No es que el Perú no deba rendir homenaje a Francisco: ¿quién no respeta al Sumo Pontífice, venerado por millones?; pero hoy más que nunca debemos decir que nuestro país está ardiendo en una crisis de seguridad y descrédito institucional que requiere que la más alta autoridad esté completamente presente en nuestra tierra.

Es grotesco, tal vez incluso patético, que mientras sicarios siembran el terror en calles que ya no son de ciudadanos sino de bandas criminales; mientras el Estado retrocede con marchas incansables mediante el avance del narcotráfico y la extorsión, la presidenta haya insistido en hacer un viaje que responde más a un impulso protocolar —y a la vanidad de estrechar manos entre jefes de gobierno durante funerales de Estado— que a una necesidad efectiva de representación.

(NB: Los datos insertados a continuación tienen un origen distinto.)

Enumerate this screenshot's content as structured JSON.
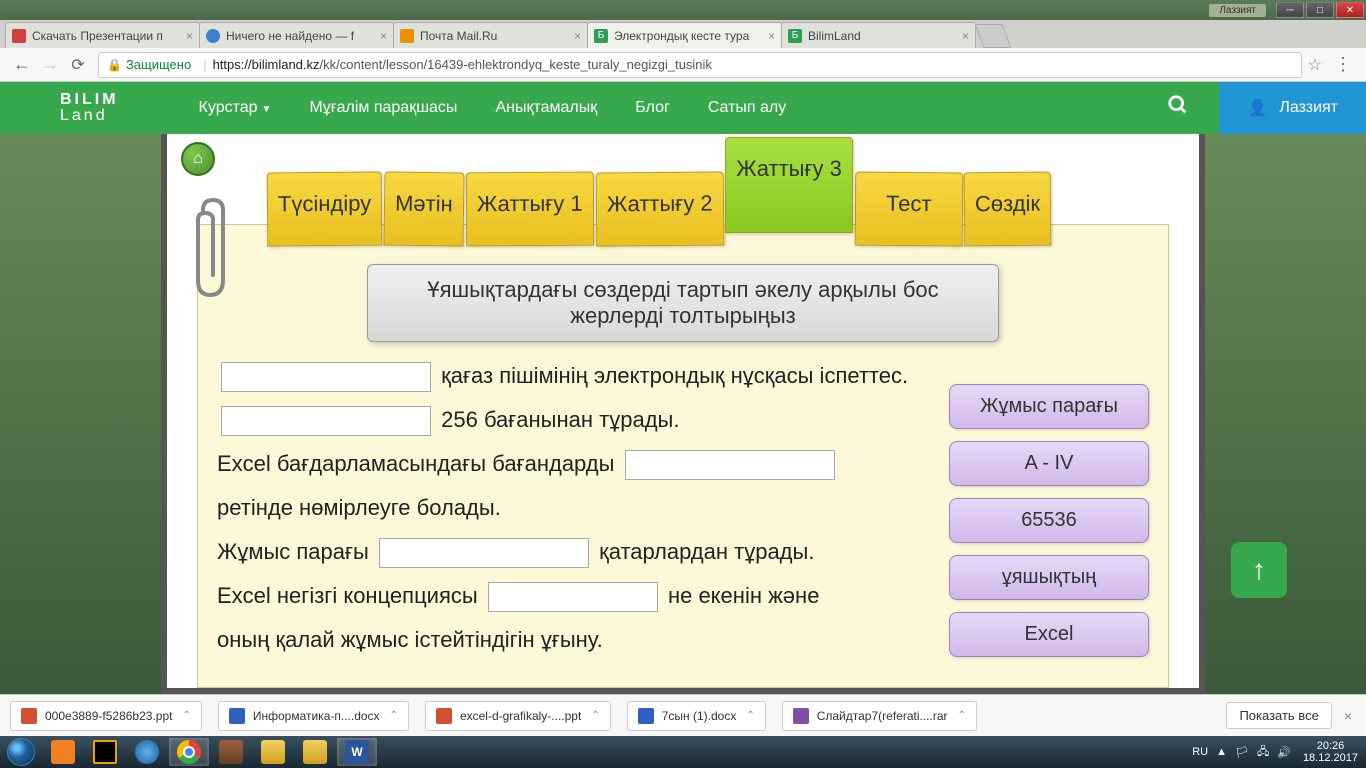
{
  "window": {
    "user": "Лаззият"
  },
  "browser_tabs": [
    {
      "title": "Скачать Презентации п",
      "fav": "#d04040"
    },
    {
      "title": "Ничего не найдено — f",
      "fav": "#4080d0"
    },
    {
      "title": "Почта Mail.Ru",
      "fav": "#f09000"
    },
    {
      "title": "Электрондық кесте тура",
      "fav": "#2aa050"
    },
    {
      "title": "BilimLand",
      "fav": "#2aa050"
    }
  ],
  "url": {
    "secure_label": "Защищено",
    "host": "https://bilimland.kz",
    "path": "/kk/content/lesson/16439-ehlektrondyq_keste_turaly_negizgi_tusinik"
  },
  "nav": {
    "logo_top": "BILIM",
    "logo_bottom": "Land",
    "items": [
      "Курстар",
      "Мұғалім парақшасы",
      "Анықтамалық",
      "Блог",
      "Сатып алу"
    ],
    "user": "Лаззият"
  },
  "lesson": {
    "tabs": [
      "Түсіндіру",
      "Мәтін",
      "Жаттығу 1",
      "Жаттығу 2",
      "Жаттығу 3",
      "Тест",
      "Сөздік"
    ],
    "active_tab": 4,
    "instruction": "Ұяшықтардағы сөздерді тартып әкелу арқылы бос жерлерді толтырыңыз",
    "q1_after": "қағаз пішімінің электрондық нұсқасы іспеттес.",
    "q2_after": "256 бағанынан тұрады.",
    "q3_before": "Excel бағдарламасындағы бағандарды",
    "q3_after": "ретінде нөмірлеуге болады.",
    "q4_before": "Жұмыс парағы",
    "q4_after": "қатарлардан тұрады.",
    "q5_before": "Excel негізгі концепциясы",
    "q5_mid": "не екенін және",
    "q5_after": "оның қалай жұмыс істейтіндігін ұғыну.",
    "drag_items": [
      "Жұмыс парағы",
      "A - IV",
      "65536",
      "ұяшықтың",
      "Excel"
    ]
  },
  "downloads": [
    {
      "name": "000e3889-f5286b23.ppt",
      "color": "#d05030"
    },
    {
      "name": "Информатика-п....docx",
      "color": "#3060c0"
    },
    {
      "name": "excel-d-grafikaly-....ppt",
      "color": "#d05030"
    },
    {
      "name": "7сын (1).docx",
      "color": "#3060c0"
    },
    {
      "name": "Слайдтар7(referati....rar",
      "color": "#8050a0"
    }
  ],
  "downloads_show_all": "Показать все",
  "tray": {
    "lang": "RU",
    "time": "20:26",
    "date": "18.12.2017"
  }
}
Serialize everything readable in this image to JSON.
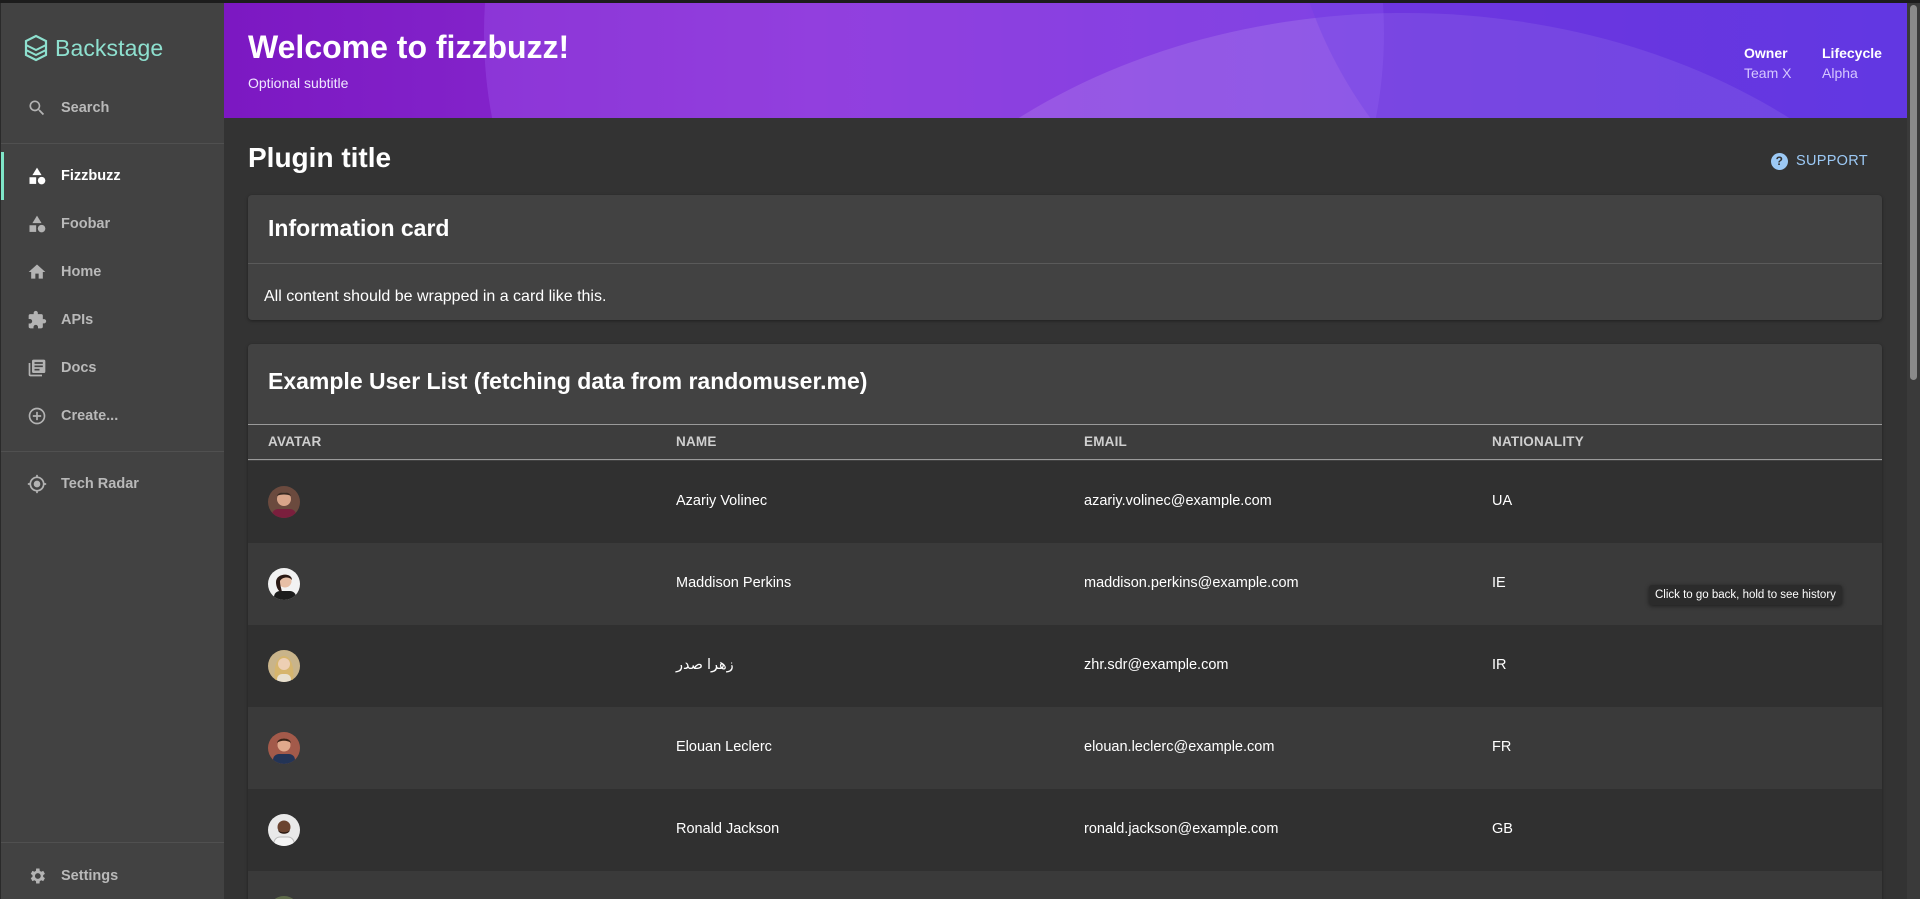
{
  "app": {
    "name": "Backstage"
  },
  "sidebar": {
    "search_label": "Search",
    "items": [
      {
        "label": "Fizzbuzz",
        "icon": "shapes-icon"
      },
      {
        "label": "Foobar",
        "icon": "shapes-icon"
      },
      {
        "label": "Home",
        "icon": "home-icon"
      },
      {
        "label": "APIs",
        "icon": "puzzle-icon"
      },
      {
        "label": "Docs",
        "icon": "library-icon"
      },
      {
        "label": "Create...",
        "icon": "add-circle-icon"
      }
    ],
    "tech_radar_label": "Tech Radar",
    "settings_label": "Settings"
  },
  "header": {
    "title": "Welcome to fizzbuzz!",
    "subtitle": "Optional subtitle",
    "owner_label": "Owner",
    "owner_value": "Team X",
    "lifecycle_label": "Lifecycle",
    "lifecycle_value": "Alpha"
  },
  "content": {
    "page_title": "Plugin title",
    "support_label": "SUPPORT",
    "info_card": {
      "title": "Information card",
      "body": "All content should be wrapped in a card like this."
    },
    "user_list": {
      "title": "Example User List (fetching data from randomuser.me)",
      "columns": [
        "AVATAR",
        "NAME",
        "EMAIL",
        "NATIONALITY"
      ],
      "rows": [
        {
          "name": "Azariy Volinec",
          "email": "azariy.volinec@example.com",
          "nationality": "UA"
        },
        {
          "name": "Maddison Perkins",
          "email": "maddison.perkins@example.com",
          "nationality": "IE"
        },
        {
          "name": "زهرا صدر",
          "email": "zhr.sdr@example.com",
          "nationality": "IR"
        },
        {
          "name": "Elouan Leclerc",
          "email": "elouan.leclerc@example.com",
          "nationality": "FR"
        },
        {
          "name": "Ronald Jackson",
          "email": "ronald.jackson@example.com",
          "nationality": "GB"
        }
      ]
    }
  },
  "tooltip": "Click to go back, hold to see history",
  "colors": {
    "accent": "#7fe6c8",
    "sidebar_bg": "#424242",
    "header_gradient_start": "#7c18c2",
    "header_gradient_end": "#5c35e0",
    "link": "#9cc9f5"
  }
}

Ningún gesto traiciona la frivolidad palaciega tanto como esta solicitud de una escapada disfrazada de diplomacia.

Las condiciones en el panorama político peruano son históricamente propicias para la comedia, la mascarada y el autoengaño institucional. Pero nunca, tal vez, ha sido tan necesario arrancarles su oropel, su pose, su inercia cortesana. La realidad de la situación necesita un presidente que gobierne, no que desfile. Que lidere con seguridad desde Palacio, no utilizando el cargo como excusa para turismo diplomático.

Debemos poner fin a este sinsentido vertiginoso, no por crueldad o cálculo político miserable, sino porque el país está sangrando. Que la muerte del Papa sea una ocasión para considerar la importancia de un liderazgo sobrio y comprometido, un liderazgo que se dirija al aquí y al ahora. Porque el Perú no necesita hoy un presidente que rinda honores desde lejos, sino uno que ordene acá, en medio de su patria desolada.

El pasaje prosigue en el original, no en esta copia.